Crônica

Choro brasiliense  

Severino Francisco
postado em 13/07/2022 00:01

No princípio, era a solidão espacial do descampado. Para defender-se, os brasilianos fizeram do apartamento de Raimundo de Brito, na 105 Sul, o quintal para as primeiras rodas de choro. Raimundo era um jornalista muito culto e sarcástico. As mulheres dos boêmios marcavam sob pressão e foram batizadas com a sigla Fidom - Fiscalização Doméstica. Em 1967, o médico Arnoldo Velloso e o advogado Francisco de Assis, o Six, viajaram até o Rio de Janeiro para conhecer Jacob do Bandolim.

O mestre estava prostrado em uma cama havia três meses, com um sério problema na coluna. Six era gaiato e se apresentou na condição de ginecologista. Velloso estudou na Alemanha e, com a ajuda de Six, fez aplicações da técnica de terapia neural. No dia seguinte, quase que milagrosamente, Jacob levantou-se, pegou o bandolim, chamou Elizete Cardoso e tudo virou uma festa. E assim, estabelecia-se uma conexão afetiva e musical de Jacob com Brasília.

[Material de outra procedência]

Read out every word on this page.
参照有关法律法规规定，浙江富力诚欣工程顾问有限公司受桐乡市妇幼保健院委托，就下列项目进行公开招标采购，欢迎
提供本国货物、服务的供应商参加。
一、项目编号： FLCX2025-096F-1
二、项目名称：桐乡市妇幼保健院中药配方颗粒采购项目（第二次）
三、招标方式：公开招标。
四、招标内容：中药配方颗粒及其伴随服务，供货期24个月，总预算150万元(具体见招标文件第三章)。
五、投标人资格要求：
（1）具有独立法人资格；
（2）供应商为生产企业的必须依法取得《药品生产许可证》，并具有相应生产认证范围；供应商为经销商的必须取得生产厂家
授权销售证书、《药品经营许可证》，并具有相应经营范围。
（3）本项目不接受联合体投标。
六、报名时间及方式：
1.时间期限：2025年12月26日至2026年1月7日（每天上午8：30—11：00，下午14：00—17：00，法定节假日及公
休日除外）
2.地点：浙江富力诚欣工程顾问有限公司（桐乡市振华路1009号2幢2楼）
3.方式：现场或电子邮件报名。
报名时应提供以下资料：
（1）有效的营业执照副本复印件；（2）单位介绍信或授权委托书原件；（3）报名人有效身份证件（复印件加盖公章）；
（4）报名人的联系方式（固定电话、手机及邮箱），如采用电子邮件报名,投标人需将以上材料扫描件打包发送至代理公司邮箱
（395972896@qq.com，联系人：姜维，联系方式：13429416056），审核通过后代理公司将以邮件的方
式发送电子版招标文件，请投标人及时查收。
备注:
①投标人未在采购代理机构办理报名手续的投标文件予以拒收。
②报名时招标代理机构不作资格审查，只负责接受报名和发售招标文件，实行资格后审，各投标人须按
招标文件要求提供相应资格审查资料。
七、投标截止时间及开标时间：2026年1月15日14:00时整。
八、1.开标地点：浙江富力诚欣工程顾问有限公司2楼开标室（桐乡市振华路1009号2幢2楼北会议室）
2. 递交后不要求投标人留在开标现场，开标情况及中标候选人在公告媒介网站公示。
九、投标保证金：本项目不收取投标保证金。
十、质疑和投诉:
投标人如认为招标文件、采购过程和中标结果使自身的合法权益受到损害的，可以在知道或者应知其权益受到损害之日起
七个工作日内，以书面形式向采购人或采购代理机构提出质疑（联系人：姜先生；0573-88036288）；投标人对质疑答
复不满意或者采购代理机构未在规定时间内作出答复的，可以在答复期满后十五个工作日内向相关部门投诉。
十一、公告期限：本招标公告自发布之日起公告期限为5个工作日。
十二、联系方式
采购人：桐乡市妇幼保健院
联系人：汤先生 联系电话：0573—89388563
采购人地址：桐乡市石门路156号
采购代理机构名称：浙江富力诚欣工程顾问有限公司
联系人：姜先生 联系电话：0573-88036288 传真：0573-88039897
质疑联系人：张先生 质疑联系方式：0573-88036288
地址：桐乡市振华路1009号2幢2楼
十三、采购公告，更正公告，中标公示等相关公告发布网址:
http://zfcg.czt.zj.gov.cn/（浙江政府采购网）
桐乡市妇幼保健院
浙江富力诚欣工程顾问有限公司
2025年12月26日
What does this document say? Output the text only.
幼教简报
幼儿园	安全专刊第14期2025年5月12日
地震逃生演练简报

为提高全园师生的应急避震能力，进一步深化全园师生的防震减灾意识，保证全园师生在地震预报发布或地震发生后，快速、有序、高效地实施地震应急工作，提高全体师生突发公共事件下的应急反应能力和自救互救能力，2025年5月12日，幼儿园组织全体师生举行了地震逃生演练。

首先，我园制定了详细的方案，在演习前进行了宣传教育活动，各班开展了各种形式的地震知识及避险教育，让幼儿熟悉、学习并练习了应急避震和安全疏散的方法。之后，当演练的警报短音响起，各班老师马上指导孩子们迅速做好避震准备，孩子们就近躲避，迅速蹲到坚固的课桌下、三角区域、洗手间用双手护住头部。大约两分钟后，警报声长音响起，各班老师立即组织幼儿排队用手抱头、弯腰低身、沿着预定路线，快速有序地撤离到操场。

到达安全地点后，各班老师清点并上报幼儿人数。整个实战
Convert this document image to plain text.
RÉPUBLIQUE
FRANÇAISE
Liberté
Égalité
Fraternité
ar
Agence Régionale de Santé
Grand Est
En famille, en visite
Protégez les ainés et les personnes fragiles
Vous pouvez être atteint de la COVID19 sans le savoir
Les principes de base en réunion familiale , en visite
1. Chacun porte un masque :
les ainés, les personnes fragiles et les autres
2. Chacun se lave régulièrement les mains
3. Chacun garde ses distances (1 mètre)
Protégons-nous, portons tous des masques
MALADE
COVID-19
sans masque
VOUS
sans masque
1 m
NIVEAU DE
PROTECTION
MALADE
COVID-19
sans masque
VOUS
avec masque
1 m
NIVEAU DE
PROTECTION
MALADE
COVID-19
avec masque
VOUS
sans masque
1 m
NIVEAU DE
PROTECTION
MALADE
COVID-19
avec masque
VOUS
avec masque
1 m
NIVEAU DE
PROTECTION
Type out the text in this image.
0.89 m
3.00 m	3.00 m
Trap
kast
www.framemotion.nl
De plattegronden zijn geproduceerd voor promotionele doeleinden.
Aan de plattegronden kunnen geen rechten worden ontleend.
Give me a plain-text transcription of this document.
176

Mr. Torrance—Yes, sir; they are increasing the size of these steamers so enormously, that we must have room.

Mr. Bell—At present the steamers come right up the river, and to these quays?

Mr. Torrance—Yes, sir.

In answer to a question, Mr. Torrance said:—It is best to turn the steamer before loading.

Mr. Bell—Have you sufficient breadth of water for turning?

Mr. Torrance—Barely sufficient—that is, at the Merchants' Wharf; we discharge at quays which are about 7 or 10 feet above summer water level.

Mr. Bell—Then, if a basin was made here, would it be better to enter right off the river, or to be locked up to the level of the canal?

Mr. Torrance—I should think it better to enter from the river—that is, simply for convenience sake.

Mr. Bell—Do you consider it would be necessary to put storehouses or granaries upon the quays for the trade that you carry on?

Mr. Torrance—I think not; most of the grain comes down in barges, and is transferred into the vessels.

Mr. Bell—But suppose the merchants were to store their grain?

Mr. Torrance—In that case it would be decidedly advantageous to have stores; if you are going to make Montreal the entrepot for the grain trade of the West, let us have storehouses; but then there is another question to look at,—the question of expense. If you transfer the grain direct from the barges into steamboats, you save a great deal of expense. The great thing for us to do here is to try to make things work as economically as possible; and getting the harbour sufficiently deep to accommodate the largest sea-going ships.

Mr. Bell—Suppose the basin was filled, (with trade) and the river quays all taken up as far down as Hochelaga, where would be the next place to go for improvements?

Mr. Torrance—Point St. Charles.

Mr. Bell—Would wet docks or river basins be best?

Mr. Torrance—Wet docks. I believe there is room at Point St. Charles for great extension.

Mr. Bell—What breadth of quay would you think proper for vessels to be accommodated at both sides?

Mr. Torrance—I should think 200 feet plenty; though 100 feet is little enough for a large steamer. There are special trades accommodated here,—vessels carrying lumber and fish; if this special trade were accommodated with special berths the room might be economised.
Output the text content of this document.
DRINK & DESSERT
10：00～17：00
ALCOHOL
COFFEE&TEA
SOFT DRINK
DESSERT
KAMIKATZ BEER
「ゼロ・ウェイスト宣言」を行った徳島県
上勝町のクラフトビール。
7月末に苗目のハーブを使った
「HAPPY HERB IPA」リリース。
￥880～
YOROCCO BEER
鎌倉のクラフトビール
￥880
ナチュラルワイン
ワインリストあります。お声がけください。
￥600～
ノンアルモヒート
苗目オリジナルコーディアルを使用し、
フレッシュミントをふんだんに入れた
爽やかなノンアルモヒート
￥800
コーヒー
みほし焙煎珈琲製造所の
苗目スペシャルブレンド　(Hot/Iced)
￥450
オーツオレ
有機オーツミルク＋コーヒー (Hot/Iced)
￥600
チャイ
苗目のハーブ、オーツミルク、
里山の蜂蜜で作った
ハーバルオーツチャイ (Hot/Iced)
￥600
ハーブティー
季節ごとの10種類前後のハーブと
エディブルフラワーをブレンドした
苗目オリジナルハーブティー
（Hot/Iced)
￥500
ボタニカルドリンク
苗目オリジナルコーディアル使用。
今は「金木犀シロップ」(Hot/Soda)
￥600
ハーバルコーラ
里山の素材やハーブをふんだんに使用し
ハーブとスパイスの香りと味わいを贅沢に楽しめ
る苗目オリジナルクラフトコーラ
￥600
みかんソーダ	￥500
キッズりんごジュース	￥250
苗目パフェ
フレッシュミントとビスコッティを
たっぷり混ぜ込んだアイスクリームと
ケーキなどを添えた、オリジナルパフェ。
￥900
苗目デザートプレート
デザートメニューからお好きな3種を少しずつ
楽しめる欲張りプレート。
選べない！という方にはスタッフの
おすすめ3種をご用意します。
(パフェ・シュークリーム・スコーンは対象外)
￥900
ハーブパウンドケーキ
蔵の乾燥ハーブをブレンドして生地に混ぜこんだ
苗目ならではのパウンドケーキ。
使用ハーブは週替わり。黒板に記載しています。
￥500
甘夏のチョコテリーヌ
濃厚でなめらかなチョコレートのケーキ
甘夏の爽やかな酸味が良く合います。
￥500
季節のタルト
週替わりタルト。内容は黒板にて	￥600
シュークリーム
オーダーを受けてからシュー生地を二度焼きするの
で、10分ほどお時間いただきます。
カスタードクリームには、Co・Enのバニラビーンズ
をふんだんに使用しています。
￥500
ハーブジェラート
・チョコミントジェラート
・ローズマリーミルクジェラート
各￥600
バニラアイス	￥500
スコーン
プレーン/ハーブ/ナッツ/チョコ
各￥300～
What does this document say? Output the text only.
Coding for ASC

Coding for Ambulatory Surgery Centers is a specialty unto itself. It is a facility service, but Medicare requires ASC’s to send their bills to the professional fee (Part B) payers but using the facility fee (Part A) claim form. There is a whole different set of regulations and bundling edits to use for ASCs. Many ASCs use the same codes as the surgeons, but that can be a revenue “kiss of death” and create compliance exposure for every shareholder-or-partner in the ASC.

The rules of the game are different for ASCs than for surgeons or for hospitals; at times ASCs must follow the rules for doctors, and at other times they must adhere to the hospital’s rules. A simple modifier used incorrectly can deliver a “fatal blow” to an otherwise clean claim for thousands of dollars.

Quando Jacob tocava nas reuniões do sábado à tarde no apartamento de Raimundo de Brito, as sessões se revestiam de uma sacralidade de missa, era preciso cuidado até para respirar. Jacob exigia uma reverência absoluta à música. Incentivava e cobrava. Não poderia haver mestre mais carismático e rigoroso. Jacob surpreendeu a todos ao afirmar que o citarista Avena de Castro era seu melhor intérprete.

Se o samba é um gênero de classes populares, o choro é de classe média: e veio para Brasília transferido com os funcionários públicos. Ao se mudar do Rio para a capital modernista, Bide da Flauta, o instrumentista preferido de Pixinguinha, resolveu comprar uma espingarda, pois os jornais cariocas diziam que havia muita onça. Mas ele não encontrou nenhuma onça: topou com Pernambuco do Pandeiro, que logo convidou para animar as rodas de choro.

Certa noite, Tio João travou um duelo com um morcego da Rodoviária até o Clube do Choro. Tio João se defendia com o trombone, mas o morcego contra-atacava com voos rasantes na escuridão do Eixo Monumental. Quando as rodas de choro foram transferidas para o apartamento de Odette Ernest Dias, na 311 Sul, as plantas da flautista revelaram um ouvido apuradíssimo. A audição continua daqueles mestres fez com que plantas vicejassem com um esplendor extraordinário.

Com extrema lucidez, Reco do Bandolim profissionalizou o Clube do Choro e criou a Escola de Choro Raphael Rabello. Elas projetaram o choro rumo à plataforma do futuro: antes delas o choro era “música de velhos”. Depois, tornou-se música de jovens. Hoje, é possível encontrar uma legião urbana de crianças e adolescentes armados de violões, cavaquinhos, bandolins e pandeiros.

Revelou uma infinidade de talentos da música, que brilham nos palcos mais importantes do país. O Clube do Choro é endereço da boa música e endereço da educação de qualidade. É o que precisamos para construir um país melhor. O Clube do Choro é um motivo de orgulho para Brasília.